Yeni Safak, which can be particularly needled by foreign media reports on Turkey, even printed a story on its front page crowing about how often it had been cited by international media including AFP.
The media tactics were evidently approved by Erdogan, who could now boast of being a champion of justice for a foreign journalist critical of authorities in his home country, despite being slated by rights organisations as a leading jailer of Turkish journalists critical of his rule.
The lack of regular information meant that official statements, when they came, had a massive impact. A speech by the president on October 23 finally giving detailed information generated more international interest than any other address by him that I can remember. Aware of this, the presidency even offered simultaneous translation into English and Arabic.

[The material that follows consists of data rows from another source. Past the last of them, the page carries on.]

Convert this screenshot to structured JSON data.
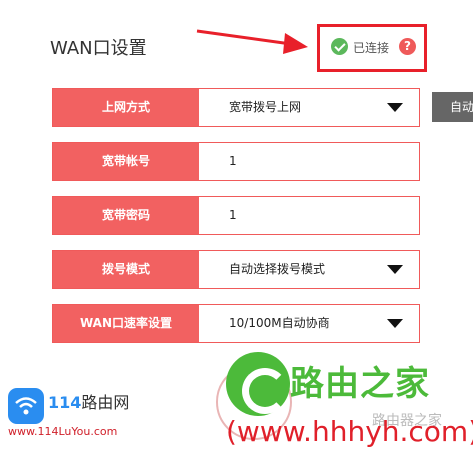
{
  "page": {
    "title": "WAN口设置"
  },
  "status": {
    "text": "已连接",
    "help_symbol": "?",
    "check_icon": "check-circle-icon",
    "help_icon": "question-circle-icon",
    "accent_color": "#e8202a"
  },
  "form": {
    "rows": [
      {
        "label": "上网方式",
        "value": "宽带拨号上网",
        "dropdown": true
      },
      {
        "label": "宽带帐号",
        "value": "1",
        "dropdown": false
      },
      {
        "label": "宽带密码",
        "value": "1",
        "dropdown": false
      },
      {
        "label": "拨号模式",
        "value": "自动选择拨号模式",
        "dropdown": true
      },
      {
        "label": "WAN口速率设置",
        "value": "10/100M自动协商",
        "dropdown": true
      }
    ],
    "label_color": "#f26161"
  },
  "side_button": {
    "label": "自动"
  },
  "watermarks": {
    "left_brand_number": "114",
    "left_brand_text": "路由网",
    "left_url": "www.114LuYou.com",
    "right_brand": "路由之家",
    "right_url": "(www.hhhyh.com)",
    "right_ghost": "路由器之家"
  }
}
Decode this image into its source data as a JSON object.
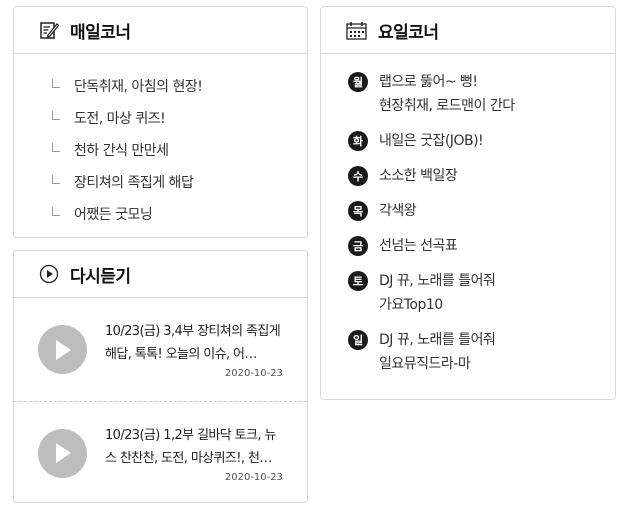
{
  "daily": {
    "title": "매일코너",
    "icon": "note-edit-icon",
    "items": [
      {
        "label": "단독취재, 아침의 현장!"
      },
      {
        "label": "도전, 마상 퀴즈!"
      },
      {
        "label": "천하 간식 만만세"
      },
      {
        "label": "장티쳐의 족집게 해답"
      },
      {
        "label": "어쨌든 굿모닝"
      }
    ]
  },
  "weekday": {
    "title": "요일코너",
    "icon": "calendar-icon",
    "items": [
      {
        "day": "월",
        "line1": "랩으로 뚫어~ 뻥!",
        "line2": "현장취재, 로드맨이 간다"
      },
      {
        "day": "화",
        "line1": "내일은 굿잡(JOB)!",
        "line2": ""
      },
      {
        "day": "수",
        "line1": "소소한 백일장",
        "line2": ""
      },
      {
        "day": "목",
        "line1": "각색왕",
        "line2": ""
      },
      {
        "day": "금",
        "line1": "선넘는 선곡표",
        "line2": ""
      },
      {
        "day": "토",
        "line1": "DJ 뀨, 노래를 틀어줘",
        "line2": "가요Top10"
      },
      {
        "day": "일",
        "line1": "DJ 뀨, 노래를 틀어줘",
        "line2": "일요뮤직드라-마"
      }
    ]
  },
  "replay": {
    "title": "다시듣기",
    "icon": "play-circle-icon",
    "items": [
      {
        "title": "10/23(금) 3,4부 장티쳐의 족집게 해답, 톡톡! 오늘의 이슈, 어…",
        "date": "2020-10-23"
      },
      {
        "title": "10/23(금) 1,2부 길바닥 토크, 뉴스 찬찬찬, 도전, 마상퀴즈!, 천…",
        "date": "2020-10-23"
      }
    ]
  },
  "colors": {
    "border": "#d9d9d9",
    "badge": "#1a1a1a",
    "play_button": "#bdbdbd"
  }
}
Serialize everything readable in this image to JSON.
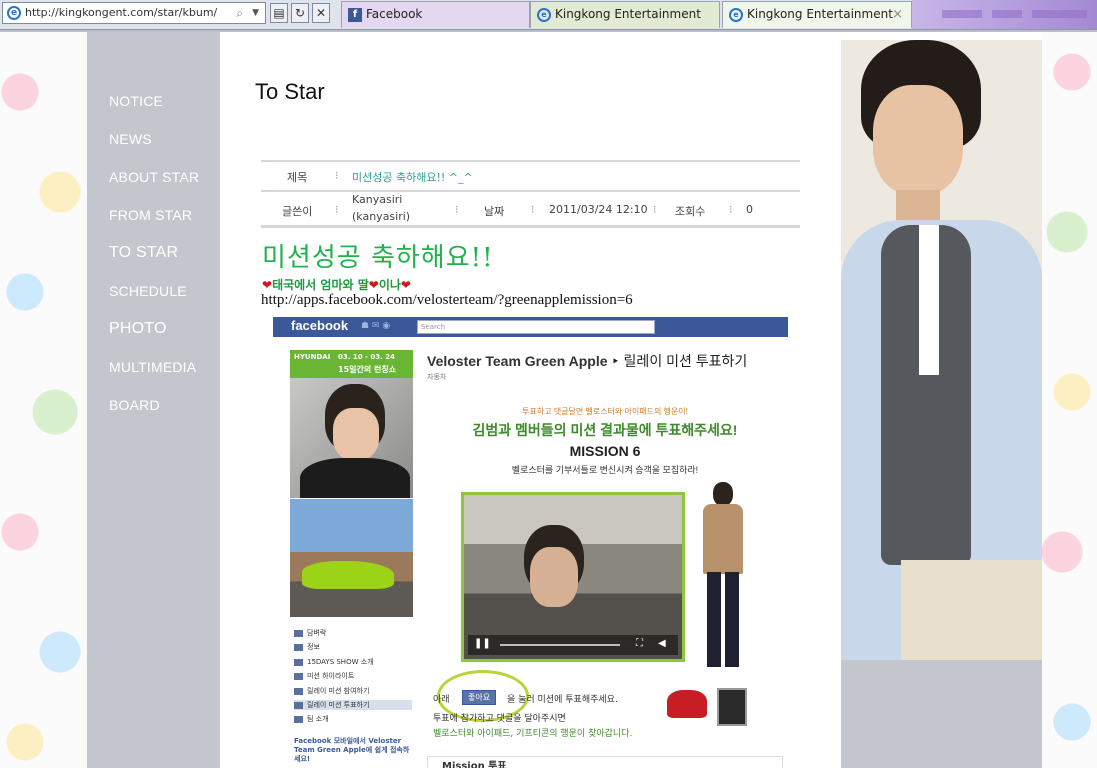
{
  "browser": {
    "address": "http://kingkongent.com/star/kbum/",
    "tabs": [
      {
        "label": "Facebook",
        "icon": "facebook-icon"
      },
      {
        "label": "Kingkong Entertainment",
        "icon": "ie-icon"
      },
      {
        "label": "Kingkong Entertainment",
        "icon": "ie-icon",
        "active": true
      }
    ],
    "close_glyph": "×"
  },
  "sidebar": {
    "items": [
      "NOTICE",
      "NEWS",
      "ABOUT STAR",
      "FROM STAR",
      "TO STAR",
      "SCHEDULE",
      "PHOTO",
      "MULTIMEDIA",
      "BOARD"
    ]
  },
  "page": {
    "title": "To Star",
    "post": {
      "subject_label": "제목",
      "subject": "미션성공 축하해요!! ^_^",
      "author_label": "글쓴이",
      "author": "Kanyasiri",
      "author_id": "(kanyasiri)",
      "date_label": "날짜",
      "date": "2011/03/24 12:10",
      "views_label": "조회수",
      "views": "0"
    },
    "body": {
      "headline": "미션성공 축하해요!!",
      "subline_parts": [
        "태국에서 엄마와 딸",
        "이나"
      ],
      "link": "http://apps.facebook.com/velosterteam/?greenapplemission=6"
    },
    "fb": {
      "logo": "facebook",
      "search_placeholder": "Search",
      "page_title": "Veloster Team Green Apple",
      "page_title_rest": "‣ 릴레이 미션 투표하기",
      "category": "자동차",
      "banner_date": "03. 10 - 03. 24",
      "banner_text": "15일간의 런칭쇼",
      "banner_brand": "HYUNDAI",
      "menu": [
        "담벼락",
        "정보",
        "15DAYS SHOW 소개",
        "미션 하이라이트",
        "릴레이 미션 참여하기",
        "릴레이 미션 투표하기",
        "팀 소개"
      ],
      "promo": "Facebook 모바일에서 Veloster Team Green Apple에 쉽게 접속하세요!",
      "mission": {
        "line1": "투표하고 댓글달면 벨로스터와 아이패드의 행운이!",
        "line2": "김범과 멤버들의 미션 결과물에 투표해주세요!",
        "line3": "MISSION 6",
        "line4": "벨로스터를 기부서틀로 변신시켜 승객을 모집하라!",
        "like_label": "좋아요",
        "vote_pre": "아래",
        "vote_post": "을 눌러 미션에 투표해주세요.",
        "line6": "투표에 참가하고 댓글을 달아주시면",
        "line7": "벨로스터와 아이패드, 기프티콘의 행운이 찾아갑니다.",
        "footer": "Mission 투표"
      }
    }
  },
  "colors": {
    "sidebar": "#c3c6cd",
    "title_green": "#22b24c",
    "fb_blue": "#3b5998",
    "subject_teal": "#2aa197"
  }
}
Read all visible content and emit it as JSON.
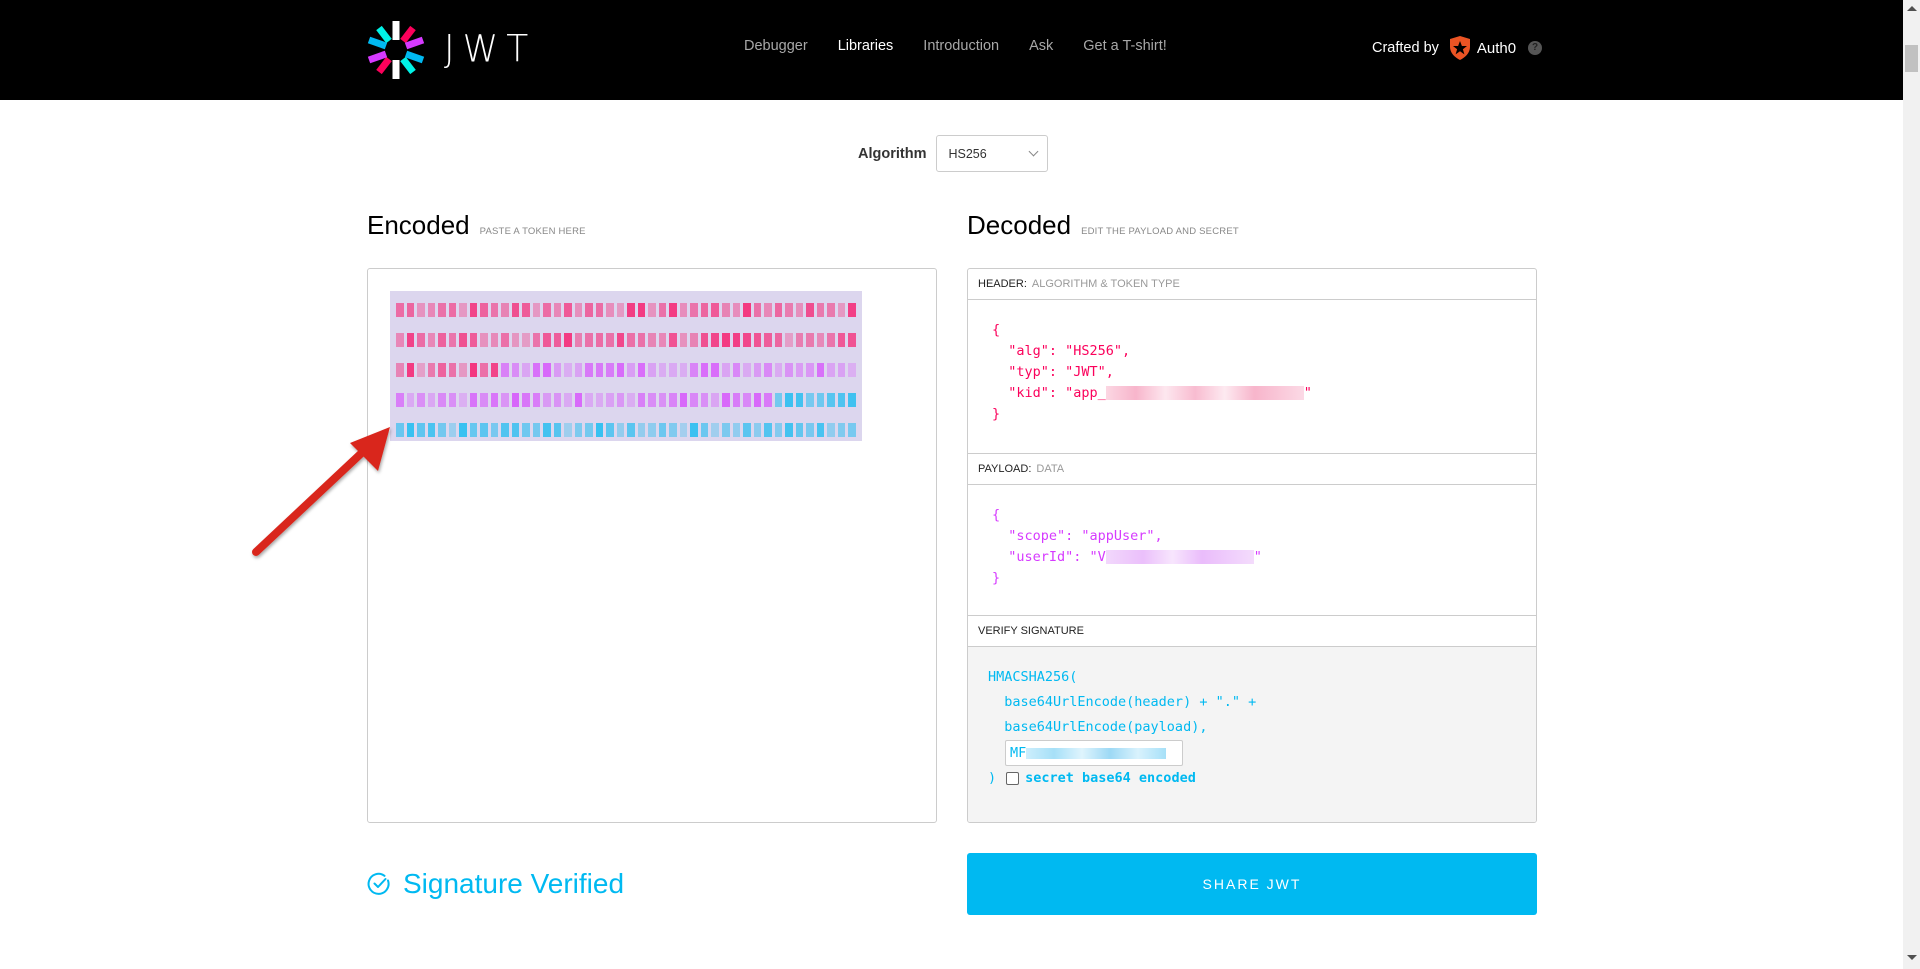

Another major drop of details came on October 31 when Turkish prosecutors issued a written statement saying Khashoggi was strangled to death in a premeditated murder. The statement, almost a month after the killing, was issued after a visit by the Saudi prosecutor proved a fiasco.
It was a drip-drip of details occasionally interrupted by a sudden deluges of news. The flow of information has been deliberately and carefully choreographed with military precision by the Turkish authorities so only the information they want in the public domain gets there.
With no other witnesses and documentation, Turkey has been able to play the role of the neutral policeman and become the single credible source in news reports.
It has been an unwinnable struggle to cover this case and shed light on the truth of exactly what happened. For a truth there is, and this truth is known to people within the elite in Riyadh and maybe beyond. Even now, a full two months after the killing a frustrating list of questions remain. Who ordered the killing? How was the body disposed of? Was there a local middleman who assisted the Saudis? And will that audio tape ever see the light of day? Someone, somewhere, knows the full truth. Whether we will is another matter.